I would love a magical method that required less tweaking / babysitting / staring at an accuracy/time graph and intuiting whether it’s converged, while at the same time you’re balancing that against a qualitative gut feeling whether to wait longer. Quantifying the time cost is a first step of course; but more broadly, I just don’t have very good confidence in reproducibility with any of these algorithms. Pegasos sounds appealing for that reason, though if your annealing strategy plus parallelism can beat it, so be it.

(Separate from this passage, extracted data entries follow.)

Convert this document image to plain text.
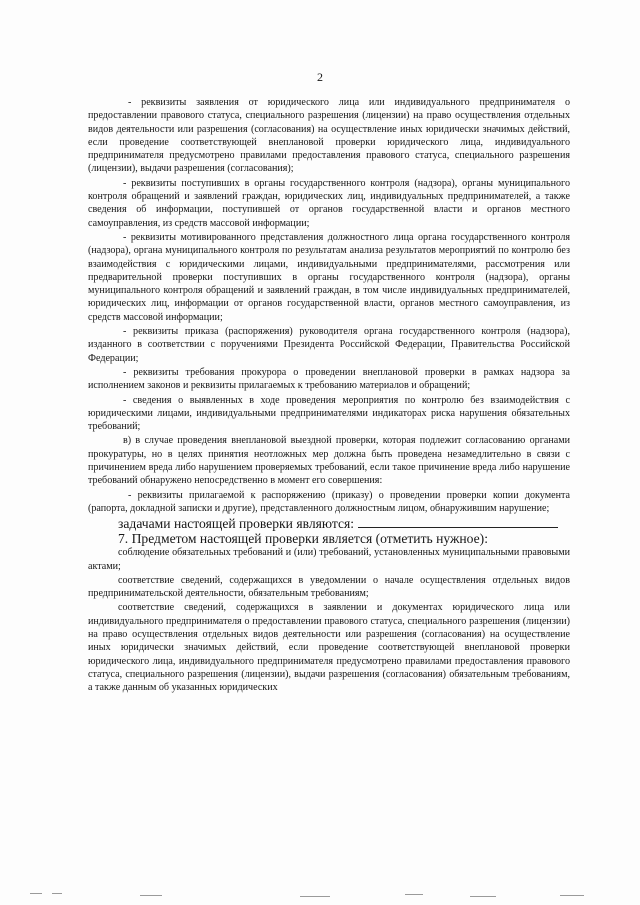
2

- реквизиты заявления от юридического лица или индивидуального предпринимателя о предоставлении правового статуса, специального разрешения (лицензии) на право осуществления отдельных видов деятельности или разрешения (согласования) на осуществление иных юридически значимых действий, если проведение соответствующей внеплановой проверки юридического лица, индивидуального предпринимателя предусмотрено правилами предоставления правового статуса, специального разрешения (лицензии), выдачи разрешения (согласования);

- реквизиты поступивших в органы государственного контроля (надзора), органы муниципального контроля обращений и заявлений граждан, юридических лиц, индивидуальных предпринимателей, а также сведения об информации, поступившей от органов государственной власти и органов местного самоуправления, из средств массовой информации;

- реквизиты мотивированного представления должностного лица органа государственного контроля (надзора), органа муниципального контроля по результатам анализа результатов мероприятий по контролю без взаимодействия с юридическими лицами, индивидуальными предпринимателями, рассмотрения или предварительной проверки поступивших в органы государственного контроля (надзора), органы муниципального контроля обращений и заявлений граждан, в том числе индивидуальных предпринимателей, юридических лиц, информации от органов государственной власти, органов местного самоуправления, из средств массовой информации;

- реквизиты приказа (распоряжения) руководителя органа государственного контроля (надзора), изданного в соответствии с поручениями Президента Российской Федерации, Правительства Российской Федерации;

- реквизиты требования прокурора о проведении внеплановой проверки в рамках надзора за исполнением законов и реквизиты прилагаемых к требованию материалов и обращений;

- сведения о выявленных в ходе проведения мероприятия по контролю без взаимодействия с юридическими лицами, индивидуальными предпринимателями индикаторах риска нарушения обязательных требований;

в) в случае проведения внеплановой выездной проверки, которая подлежит согласованию органами прокуратуры, но в целях принятия неотложных мер должна быть проведена незамедлительно в связи с причинением вреда либо нарушением проверяемых требований, если такое причинение вреда либо нарушение требований обнаружено непосредственно в момент его совершения:

- реквизиты прилагаемой к распоряжению (приказу) о проведении проверки копии документа (рапорта, докладной записки и другие), представленного должностным лицом, обнаружившим нарушение;

задачами настоящей проверки являются:

7. Предметом настоящей проверки является (отметить нужное):

соблюдение обязательных требований и (или) требований, установленных муниципальными правовыми актами;

соответствие сведений, содержащихся в уведомлении о начале осуществления отдельных видов предпринимательской деятельности, обязательным требованиям;

соответствие сведений, содержащихся в заявлении и документах юридического лица или индивидуального предпринимателя о предоставлении правового статуса, специального разрешения (лицензии) на право осуществления отдельных видов деятельности или разрешения (согласования) на осуществление иных юридически значимых действий, если проведение соответствующей внеплановой проверки юридического лица, индивидуального предпринимателя предусмотрено правилами предоставления правового статуса, специального разрешения (лицензии), выдачи разрешения (согласования) обязательным требованиям, а также данным об указанных юридических
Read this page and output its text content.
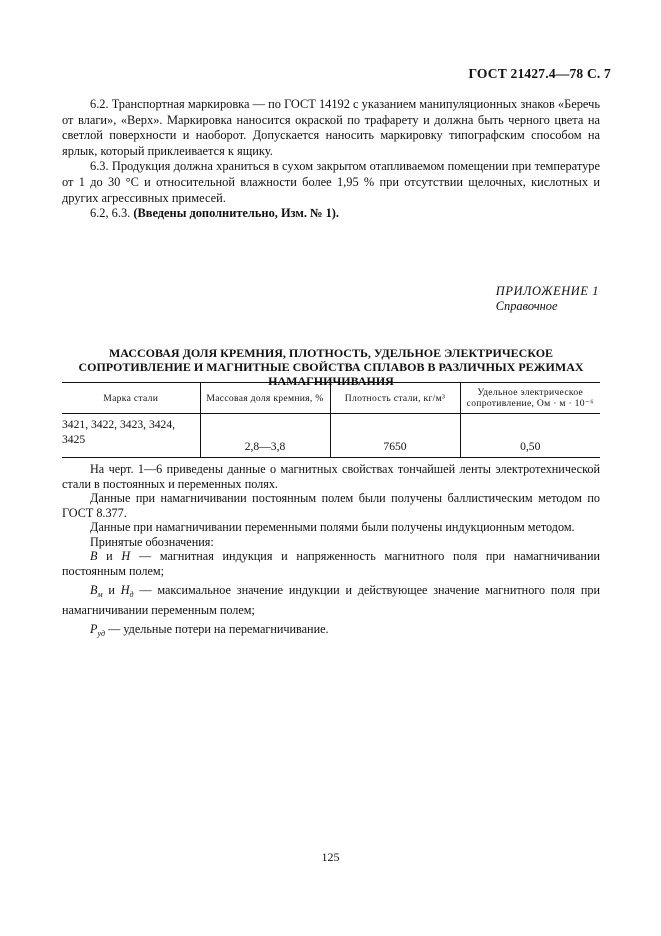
ГОСТ 21427.4—78 С. 7

6.2. Транспортная маркировка — по ГОСТ 14192 с указанием манипуляционных знаков «Беречь от влаги», «Верх». Маркировка наносится окраской по трафарету и должна быть черного цвета на светлой поверхности и наоборот. Допускается наносить маркировку типографским способом на ярлык, который приклеивается к ящику.

6.3. Продукция должна храниться в сухом закрытом отапливаемом помещении при температуре от 1 до 30 °С и относительной влажности более 1,95 % при отсутствии щелочных, кислотных и других агрессивных примесей.

6.2, 6.3. (Введены дополнительно, Изм. № 1).

ПРИЛОЖЕНИЕ 1
Справочное
МАССОВАЯ ДОЛЯ КРЕМНИЯ, ПЛОТНОСТЬ, УДЕЛЬНОЕ ЭЛЕКТРИЧЕСКОЕ СОПРОТИВЛЕНИЕ И МАГНИТНЫЕ СВОЙСТВА СПЛАВОВ В РАЗЛИЧНЫХ РЕЖИМАХ НАМАГНИЧИВАНИЯ
Марка стали	Массовая доля кремния, %	Плотность стали, кг/м³	Удельное электрическое
сопротивление, Ом · м · 10⁻⁶

3421, 3422, 3423, 3424,
3425	2,8—3,8	7650	0,50

На черт. 1—6 приведены данные о магнитных свойствах тончайшей ленты электротехнической стали в постоянных и переменных полях.

Данные при намагничивании постоянным полем были получены баллистическим методом по ГОСТ 8.377.

Данные при намагничивании переменными полями были получены индукционным методом.

Принятые обозначения:

B и H — магнитная индукция и напряженность магнитного поля при намагничивании постоянным полем;

$B_м$ и $H_д$ — максимальное значение индукции и действующее значение магнитного поля при намагничивании переменным полем;

$P_{уд}$ — удельные потери на перемагничивание.

125
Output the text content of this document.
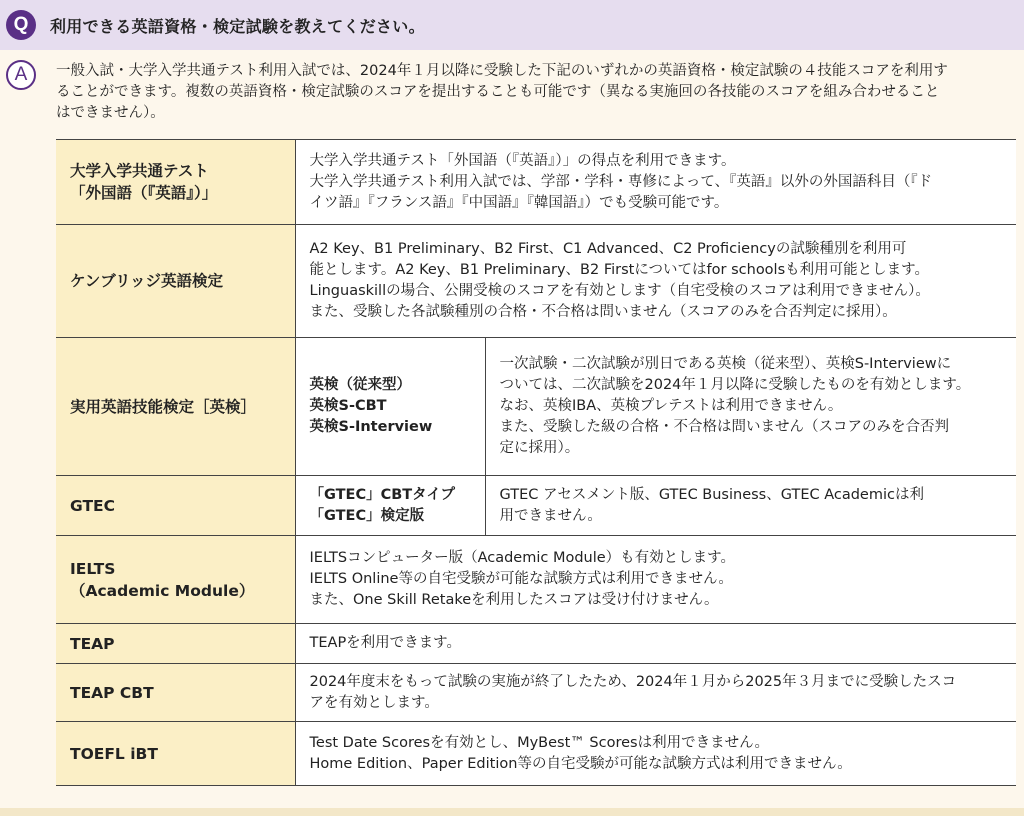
Q	利用できる英語資格・検定試験を教えてください。
A	一般入試・大学入学共通テスト利用入試では、2024年１月以降に受験した下記のいずれかの英語資格・検定試験の４技能スコアを利用す
ることができます。複数の英語資格・検定試験のスコアを提出することも可能です（異なる実施回の各技能のスコアを組み合わせること
はできません）。
大学入学共通テスト
「外国語（『英語』）」	大学入学共通テスト「外国語（『英語』）」の得点を利用できます。
大学入学共通テスト利用入試では、学部・学科・専修によって、『英語』以外の外国語科目（『ド
イツ語』『フランス語』『中国語』『韓国語』）でも受験可能です。	

ケンブリッジ英語検定	A2 Key、B1 Preliminary、B2 First、C1 Advanced、C2 Proficiencyの試験種別を利用可
能とします。A2 Key、B1 Preliminary、B2 Firstについてはfor schoolsも利用可能とします。
Linguaskillの場合、公開受検のスコアを有効とします（自宅受検のスコアは利用できません）。
また、受験した各試験種別の合格・不合格は問いません（スコアのみを合否判定に採用）。	

実用英語技能検定［英検］	英検（従来型）
英検S-CBT
英検S-Interview	一次試験・二次試験が別日である英検（従来型）、英検S-Interviewに
ついては、二次試験を2024年１月以降に受験したものを有効とします。
なお、英検IBA、英検プレテストは利用できません。
また、受験した級の合格・不合格は問いません（スコアのみを合否判
定に採用）。

GTEC	「GTEC」CBTタイプ
「GTEC」検定版	GTEC アセスメント版、GTEC Business、GTEC Academicは利
用できません。

IELTS
（Academic Module）	IELTSコンピューター版（Academic Module）も有効とします。
IELTS Online等の自宅受験が可能な試験方式は利用できません。
また、One Skill Retakeを利用したスコアは受け付けません。	

TEAP	TEAPを利用できます。	

TEAP CBT	2024年度末をもって試験の実施が終了したため、2024年１月から2025年３月までに受験したスコ
アを有効とします。	

TOEFL iBT	Test Date Scoresを有効とし、MyBest™ Scoresは利用できません。
Home Edition、Paper Edition等の自宅受験が可能な試験方式は利用できません。	
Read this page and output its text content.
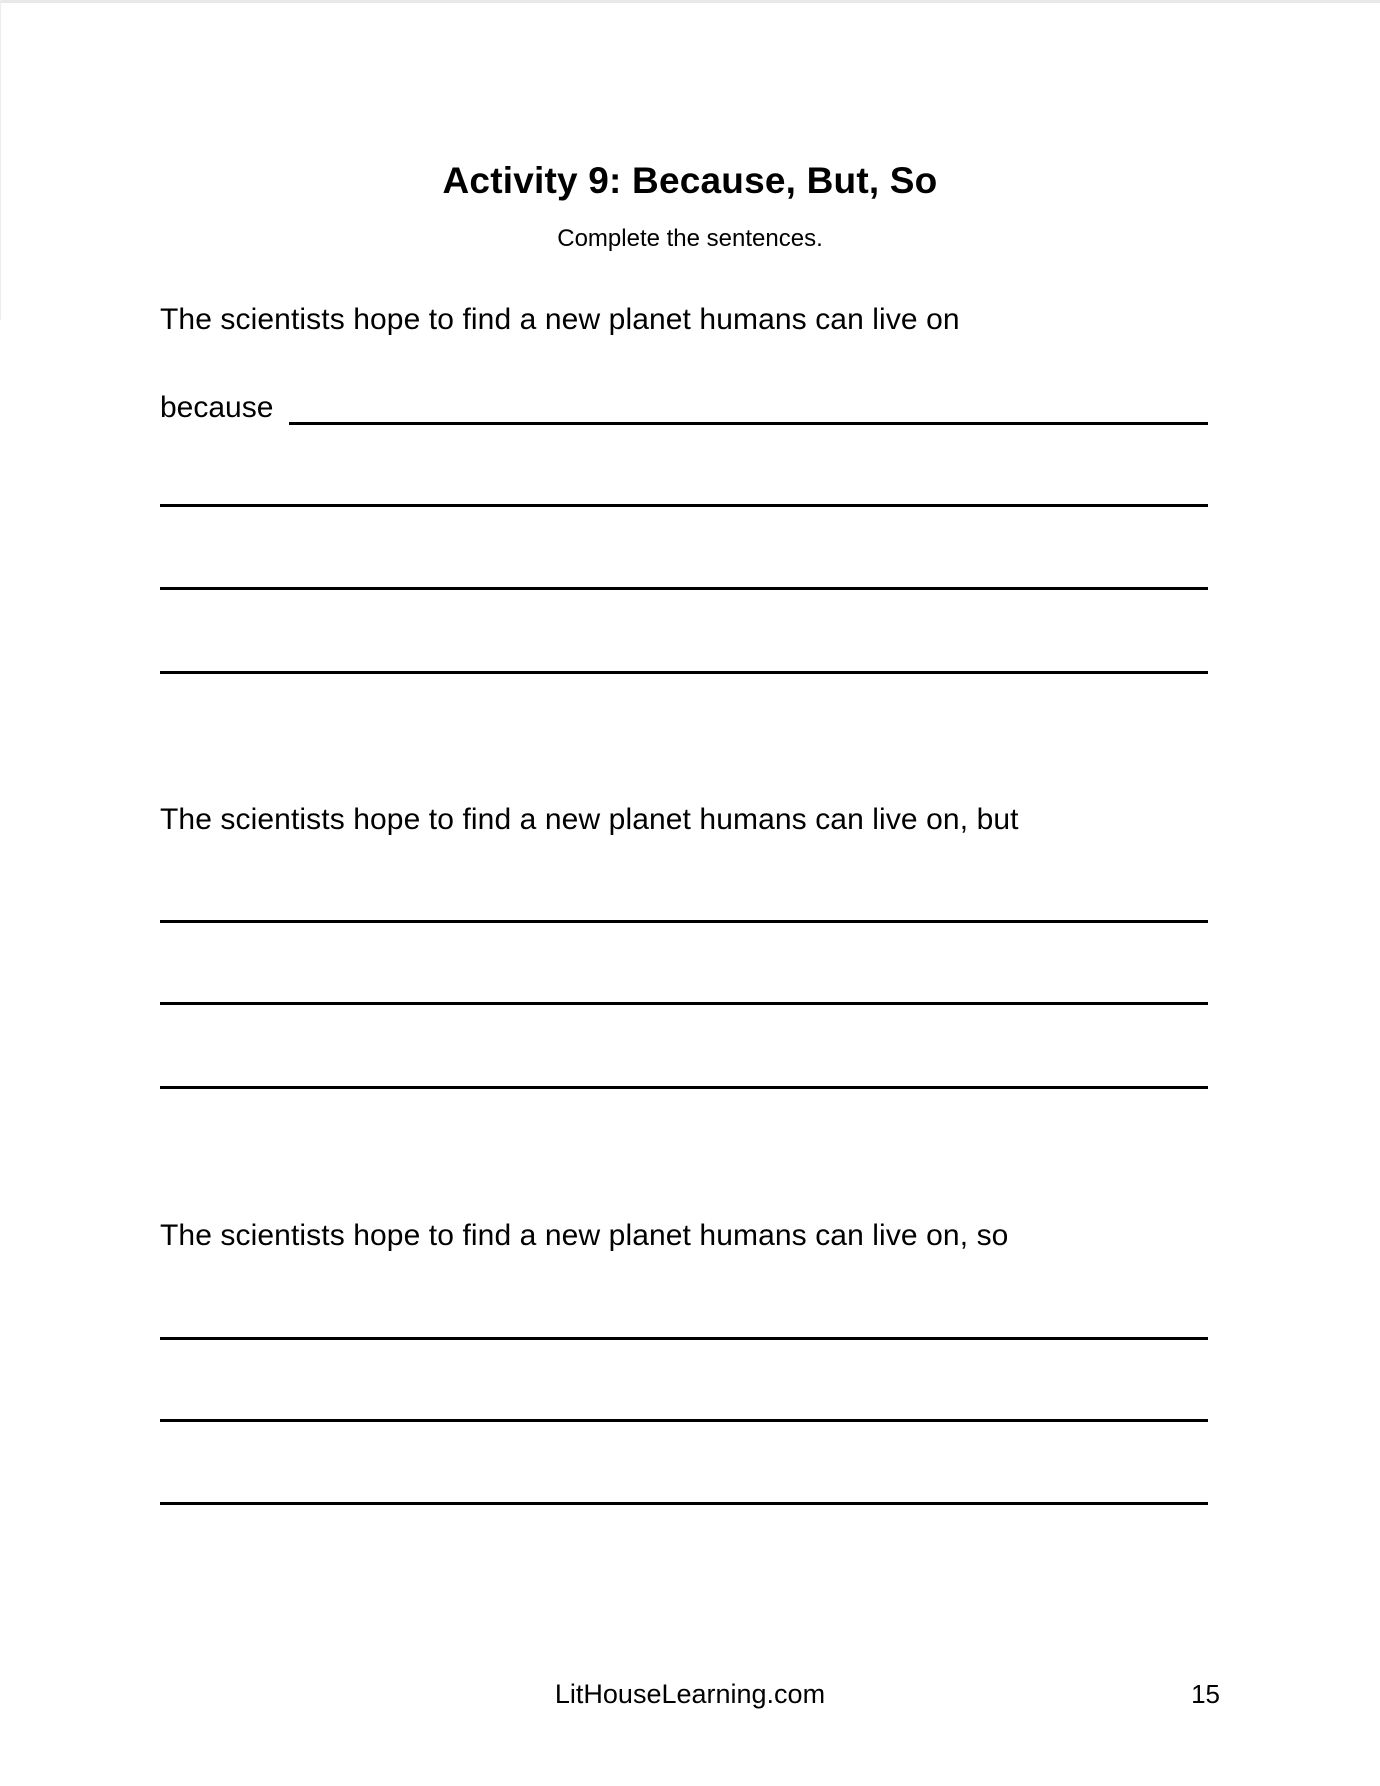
Activity 9: Because, But, So
Complete the sentences.
The scientists hope to find a new planet humans can live on
because
The scientists hope to find a new planet humans can live on, but
The scientists hope to find a new planet humans can live on, so
LitHouseLearning.com	15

Story #2: I was using random forests recently and tried using out-of-bag error to figure out how many bootstraps I had to do before convergence. (Like SGD with a slow enough learning rate, bagging & RF’s are guaranteed to converge if given enough time; so another computation vs accuracy tradeoff.) OOB estimation is a neat trick, but it seems to overestimate how far you have to go relative to held-out accuracy. I really don’t understand why this is. The original Breiman papers where RF’s come from all gloss over this.

By: sth4nth

sth4nth — Wed, 08 Apr 2009 22:40:30 +0000

Nice review. There is another method called Core Vector Machine (http://www.cse.ust.hk/~ivor/cvm.html) which performs well when dealing with large scale data sets according to my experience. How is the CVM comparing to these algorithms?

By: lingpipe

lingpipe — Wed, 08 Apr 2009 22:05:37 +0000

There are lots of implementations to choose from. Not only have we released source, there's also Leon Bottou's SGD, Zhang and Langford's Vowpal Wabbit, as well as a whole lot of less scalable alternatives and probably lots of implementations I don't know about. LingPipe has a Java implementation of sparse, regularized, truncated, stochastic gradient descent in: com.aliasi.stats.LogisticRegression It's wrapped up for classification applications with programmatic feature extraction in: com.aliasi.classify.LogisticRegressionClassifier. The code's available in the LingPipe distribution or online. The estimation's all done in the source file: com/aliasi/stats/LogisticRegression.java. I also wrote up a SGD for logistic regression white paper which goes over my rediscovery of Tong Zhang et al.'s truncated gradient with regularization (Normal, Laplace, or Cauchy priors). I also work through all the derivatives, etc., from scratch (I write these things for myself as I'm learning a field).

By: Kevin Nuckolls

Kevin Nuckolls — Wed, 08 Apr 2009 20:40:13 +0000

This was a great writeup. I haven’t had the time lately to keep up with the research so I appreciate the overview. It’s great to see an algorithm that automatically sets the learning parameter.

Thanks for linking to the papers.

You say you’ve been implementing these. C++? Java?